Michael Schumacher ist mit dem vierten Platz wieder der Sprung aufs Podium verwehrt geblieben. Es wäre das erste seit seinem spektakulären Comeback ins Formel 1-Renngeschäft gewesen. So hat Schumacher immerhin gepunktet – und sich mit einem Überholmanöver hervorgetan.
Sein später vom Rennpech verfolgter Kollege nicht minder, denn auch Nico Rosberg konnte sich zu Rennbeginn mit einem großen Überholmanöver gegen keinen geringeren als Lewis Hamilton durchsetzen. Mercedes sieht sich gut gerüstet – für das Saisonfinale und vor allem für die kommende Saison, wenn man wieder ganz oben mitmischen will.
Renault: Punkte und Gerüchte
Im Hause Renault ist der GP in Südkorea im Grunde so gelaufen, wie viele andere Rennen auch. Robert Kubica hat einen fünften Platz erkämpft und gepunkte, Vitaly Petrov hingegen ist trotz einer sehr achtenswerten Rennleistung, die ihn aus dem hinteren Feld in die Punkteränge führte, gescheitert.
Das Ergebnis führt zu ausnehmenden Spekulationen um beide Fahrer. Robert Kubica wurde mit Ferrari in Verbindung gebracht, offenkundig als Ersatz für Felipe Massa, der im Schatten von Fernando Alonso seine Runden dreht. Doch das hat der Pole zunächst dementiert. Vitaly Petrov steht dem Vernehmen nach wieder / immer noch auf der Abschuss-Liste.

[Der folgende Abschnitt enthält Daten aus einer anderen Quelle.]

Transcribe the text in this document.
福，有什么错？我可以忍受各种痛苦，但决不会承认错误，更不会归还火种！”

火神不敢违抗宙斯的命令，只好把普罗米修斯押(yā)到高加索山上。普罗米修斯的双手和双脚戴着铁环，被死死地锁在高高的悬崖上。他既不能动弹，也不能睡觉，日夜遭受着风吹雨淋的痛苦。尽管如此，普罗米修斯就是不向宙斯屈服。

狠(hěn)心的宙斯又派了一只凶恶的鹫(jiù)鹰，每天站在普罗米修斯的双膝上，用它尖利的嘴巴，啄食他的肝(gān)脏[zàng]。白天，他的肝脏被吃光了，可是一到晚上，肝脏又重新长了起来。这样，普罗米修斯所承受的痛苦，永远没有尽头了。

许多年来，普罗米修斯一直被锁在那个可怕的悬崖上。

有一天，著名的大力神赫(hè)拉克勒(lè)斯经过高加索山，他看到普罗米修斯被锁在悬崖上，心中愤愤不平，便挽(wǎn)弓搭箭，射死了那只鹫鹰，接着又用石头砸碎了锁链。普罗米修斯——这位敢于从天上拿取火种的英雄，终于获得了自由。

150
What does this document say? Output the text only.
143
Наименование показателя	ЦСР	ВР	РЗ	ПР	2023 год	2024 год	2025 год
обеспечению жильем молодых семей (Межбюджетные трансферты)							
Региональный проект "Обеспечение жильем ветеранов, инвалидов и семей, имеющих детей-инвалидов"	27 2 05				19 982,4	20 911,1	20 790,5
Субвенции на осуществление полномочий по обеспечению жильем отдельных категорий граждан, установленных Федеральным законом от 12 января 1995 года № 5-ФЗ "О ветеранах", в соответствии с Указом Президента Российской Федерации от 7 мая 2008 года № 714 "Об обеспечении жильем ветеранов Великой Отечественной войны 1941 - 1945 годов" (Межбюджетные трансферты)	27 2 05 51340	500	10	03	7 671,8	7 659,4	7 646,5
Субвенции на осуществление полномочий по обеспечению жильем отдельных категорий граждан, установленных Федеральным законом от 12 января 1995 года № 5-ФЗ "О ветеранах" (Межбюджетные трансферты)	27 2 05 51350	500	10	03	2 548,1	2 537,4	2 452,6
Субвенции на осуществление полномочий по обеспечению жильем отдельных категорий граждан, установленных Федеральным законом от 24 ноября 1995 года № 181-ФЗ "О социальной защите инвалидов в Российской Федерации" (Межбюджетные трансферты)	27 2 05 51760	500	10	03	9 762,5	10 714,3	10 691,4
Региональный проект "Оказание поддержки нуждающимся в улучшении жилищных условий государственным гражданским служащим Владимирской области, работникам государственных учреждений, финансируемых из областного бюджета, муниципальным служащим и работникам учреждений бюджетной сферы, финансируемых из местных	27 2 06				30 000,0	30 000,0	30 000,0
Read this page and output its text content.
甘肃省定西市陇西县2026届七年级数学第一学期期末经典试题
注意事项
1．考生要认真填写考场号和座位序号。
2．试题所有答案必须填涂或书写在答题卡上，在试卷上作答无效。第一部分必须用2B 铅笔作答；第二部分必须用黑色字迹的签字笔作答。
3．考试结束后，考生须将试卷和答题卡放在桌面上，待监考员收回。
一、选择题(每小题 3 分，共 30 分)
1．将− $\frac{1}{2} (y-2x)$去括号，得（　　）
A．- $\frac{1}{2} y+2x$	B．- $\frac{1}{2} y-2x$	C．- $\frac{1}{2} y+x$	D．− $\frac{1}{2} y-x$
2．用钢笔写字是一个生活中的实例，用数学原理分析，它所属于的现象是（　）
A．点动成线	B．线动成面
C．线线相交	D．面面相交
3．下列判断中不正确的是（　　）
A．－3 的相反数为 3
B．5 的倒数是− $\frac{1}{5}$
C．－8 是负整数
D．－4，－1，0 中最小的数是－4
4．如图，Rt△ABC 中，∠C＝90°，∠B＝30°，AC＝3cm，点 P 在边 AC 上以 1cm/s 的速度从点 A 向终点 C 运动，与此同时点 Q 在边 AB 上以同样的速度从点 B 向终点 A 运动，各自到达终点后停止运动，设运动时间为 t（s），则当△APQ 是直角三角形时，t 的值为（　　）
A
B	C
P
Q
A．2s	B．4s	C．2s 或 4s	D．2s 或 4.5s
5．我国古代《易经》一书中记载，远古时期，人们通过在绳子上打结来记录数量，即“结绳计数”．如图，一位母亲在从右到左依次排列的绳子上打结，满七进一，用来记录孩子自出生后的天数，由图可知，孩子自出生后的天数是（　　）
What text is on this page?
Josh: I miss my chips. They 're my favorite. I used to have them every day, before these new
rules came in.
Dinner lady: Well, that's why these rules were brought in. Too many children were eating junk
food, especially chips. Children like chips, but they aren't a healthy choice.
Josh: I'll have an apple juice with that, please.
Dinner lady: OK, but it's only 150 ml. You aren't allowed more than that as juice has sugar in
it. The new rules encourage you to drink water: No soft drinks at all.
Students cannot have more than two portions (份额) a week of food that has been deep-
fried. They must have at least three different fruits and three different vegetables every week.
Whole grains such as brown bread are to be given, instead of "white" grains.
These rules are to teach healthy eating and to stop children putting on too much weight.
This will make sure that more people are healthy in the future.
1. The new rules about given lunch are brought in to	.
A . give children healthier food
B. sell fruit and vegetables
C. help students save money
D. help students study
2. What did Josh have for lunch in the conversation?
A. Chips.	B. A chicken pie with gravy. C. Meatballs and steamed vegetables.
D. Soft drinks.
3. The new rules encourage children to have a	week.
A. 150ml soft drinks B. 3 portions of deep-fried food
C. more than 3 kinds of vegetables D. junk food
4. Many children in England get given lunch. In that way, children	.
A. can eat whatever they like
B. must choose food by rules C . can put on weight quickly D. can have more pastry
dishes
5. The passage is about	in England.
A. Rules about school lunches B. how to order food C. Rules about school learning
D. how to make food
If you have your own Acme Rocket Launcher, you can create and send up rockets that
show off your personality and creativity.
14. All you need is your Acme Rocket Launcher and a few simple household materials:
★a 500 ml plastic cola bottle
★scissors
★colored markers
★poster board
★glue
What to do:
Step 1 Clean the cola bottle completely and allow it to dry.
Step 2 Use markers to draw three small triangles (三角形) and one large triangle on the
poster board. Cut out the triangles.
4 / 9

Lotus schnuppter Höhenluft
Wieder hat es nicht ganz gereicht für den Rennstall von Lotus. Unter dem Strich steht ein dreizehnter Platz und ein Ausfall für den Auftritt in Südkorea. Doch der Rennverlauf hatte dem Team durchaus mehr in Aussicht gestellt, doch Jarno Trulli musste seinen Rennwagen früher abstellen, als erhofft.
So blieb nur der gute Platz von Heikki Kovalainen. Und die Aussicht auf mehr. Denn Lotus ist das Team unter den Neulingen, dem von Anfang an durchaus hochfliegende Ambitionen zugesprochen wurden. Nach und nach ist es dem Rennstall gelungen, sich nach vorn zu arbeiten – 2011 soll noch mehr folgen.